Vitamin D not effective in easing IBS discomfort

By Danielle Masterson

- Last updated on GMT

Getty Images /  Tharakorn
Getty Images / Tharakorn

Related tags Ibs

Stomach cramps, bloating, diarrhea and constipation—Today, most doctors recognize symptoms of irritable bowel syndrome (IBS). However, standardized criteria to diagnose the condition didn't exist until the 1980s.

A new study from the University of Sheffield in England has found vitamin D supplements are not effective in easing painful symptoms of Irritable Bowel Syndrome (IBS). 

People with IBS often have poor vitamin D levels, so scientists from the University's Department of Oncology and Metabolism—in conjunction with health supplement company, BetterYou, got to work. 

The scientists at Sheffield were the first to suggest a possible link between people living with IBS and low vitamin D levels in 2012, and have since followed the issue closely. 

The research was recently published in the European Journal of Nutrition. 

The study & its findings

Researchers carried out clinical trials over 12 weeks on participants who suffer from IBS to assess whether vitamin D reduced the severity of their symptoms, and whether it could improve their quality of life.

Results of the study found that despite an improvement in vitamin D status in the participants in response to a vitamin D3 oral spray supplementation over a 12 week trial, there was no difference to their IBS symptom severity over the same period, nor a reported change in the participants' quality of life.

Although vitamin D supplements do not ease IBS symptoms, a vitamin D deficiency is widespread among the IBS population, potentially leading to an increased risk of suffering from fractures and osteoporosis in the long-term.

"There has been interest from researchers and from patient groups in the potential of high dose vitamin D to alleviate symptoms of IBS, but there haven't been many properly controlled trials in this area. What our research shows is that supplementing vitamin D at a safe dose did not reduce the severity of IBS symptoms,” ​said co-author of the study Dr. Liz Williams, a senior lecturer in Human Nutrition at the University of Sheffield. "It is worth noting however, that the vitamin D supplementation did correct deficiencies in those people who were found to have poor vitamin D status, and this is important for other aspects such as bone and muscle health."

IBS can interrupt lifestyle 

Lead-author Professor of Human Nutrition and Health at Newcastle University and Honorary Fellow at the University of Sheffield, Bernard Corfe noted that these low vitamin D levels may be attributable to changes in diet and lifestyle, such as limiting outdoor activities due to the anxiety their symptoms can cause, or alter their diet to avoid certain foods triggering their symptoms.

"Unfortunately all of these coping mechanisms can be detrimental to overall health and wellbeing and reduce exposure to valuable sources of vitamin D,” ​said Corfe. “Given that vitamin D is essential for overall health and wellbeing, it is still important people with IBS get tested and treated and seek dietary advice so it does not impact on their long term health."
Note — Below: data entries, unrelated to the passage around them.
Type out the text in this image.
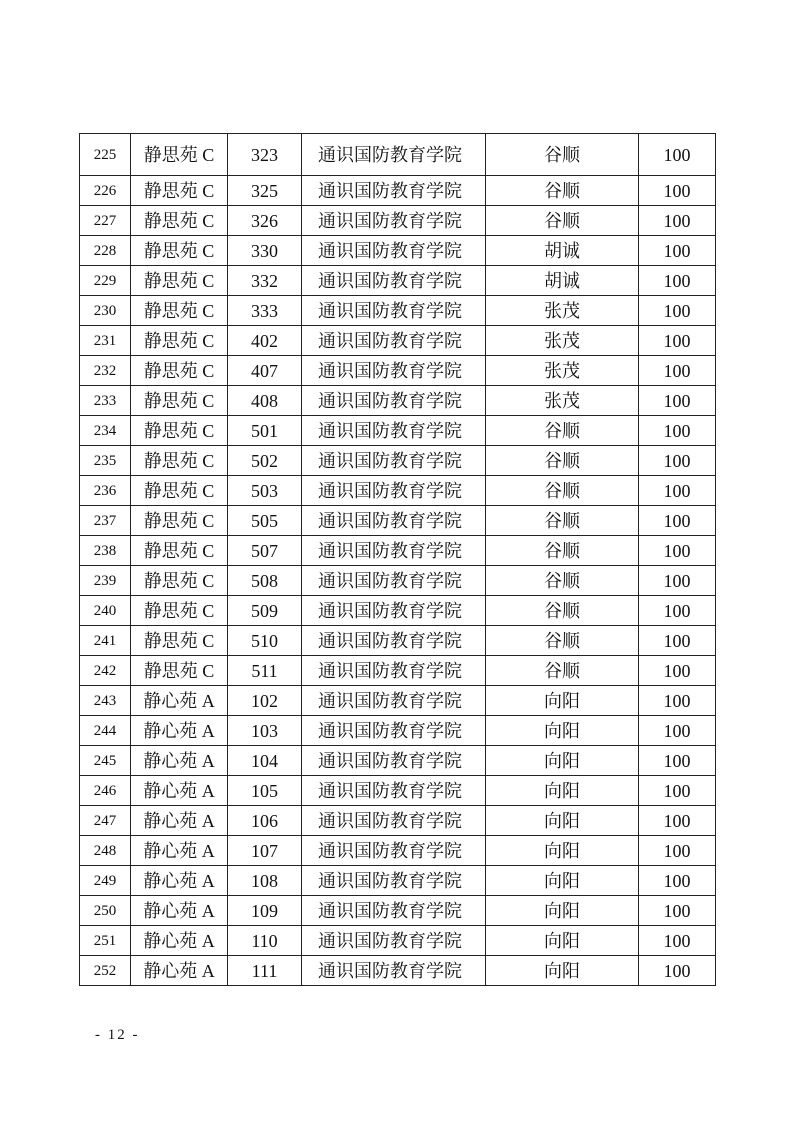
225	静思苑 C	323	通识国防教育学院	谷顺	100
226	静思苑 C	325	通识国防教育学院	谷顺	100
227	静思苑 C	326	通识国防教育学院	谷顺	100
228	静思苑 C	330	通识国防教育学院	胡诚	100
229	静思苑 C	332	通识国防教育学院	胡诚	100
230	静思苑 C	333	通识国防教育学院	张茂	100
231	静思苑 C	402	通识国防教育学院	张茂	100
232	静思苑 C	407	通识国防教育学院	张茂	100
233	静思苑 C	408	通识国防教育学院	张茂	100
234	静思苑 C	501	通识国防教育学院	谷顺	100
235	静思苑 C	502	通识国防教育学院	谷顺	100
236	静思苑 C	503	通识国防教育学院	谷顺	100
237	静思苑 C	505	通识国防教育学院	谷顺	100
238	静思苑 C	507	通识国防教育学院	谷顺	100
239	静思苑 C	508	通识国防教育学院	谷顺	100
240	静思苑 C	509	通识国防教育学院	谷顺	100
241	静思苑 C	510	通识国防教育学院	谷顺	100
242	静思苑 C	511	通识国防教育学院	谷顺	100
243	静心苑 A	102	通识国防教育学院	向阳	100
244	静心苑 A	103	通识国防教育学院	向阳	100
245	静心苑 A	104	通识国防教育学院	向阳	100
246	静心苑 A	105	通识国防教育学院	向阳	100
247	静心苑 A	106	通识国防教育学院	向阳	100
248	静心苑 A	107	通识国防教育学院	向阳	100
249	静心苑 A	108	通识国防教育学院	向阳	100
250	静心苑 A	109	通识国防教育学院	向阳	100
251	静心苑 A	110	通识国防教育学院	向阳	100
252	静心苑 A	111	通识国防教育学院	向阳	100
- 12 -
"As it is estimated that between five and 15 percent of the population could be living with IBS—some undiagnosed due to the anxiety and embarrassment their symptoms can cause—it is vitally important we continue with research to find new ways to diagnose, treat and understand the impact of IBS on the population," ​he added. 

According to the researchers, this study is the largest, and most definitive study to date showing clearly that vitamin D supplementation does not ease severe IBS symptoms.

Despite decades of research, there is still no cure for IBS.

Source: European Journal of Nutrition
"Vitamin D supplementation in people with IBS has no effect on symptom severity and quality of life: results of a randomised controlled trial"
Authors: CE Williams, et al.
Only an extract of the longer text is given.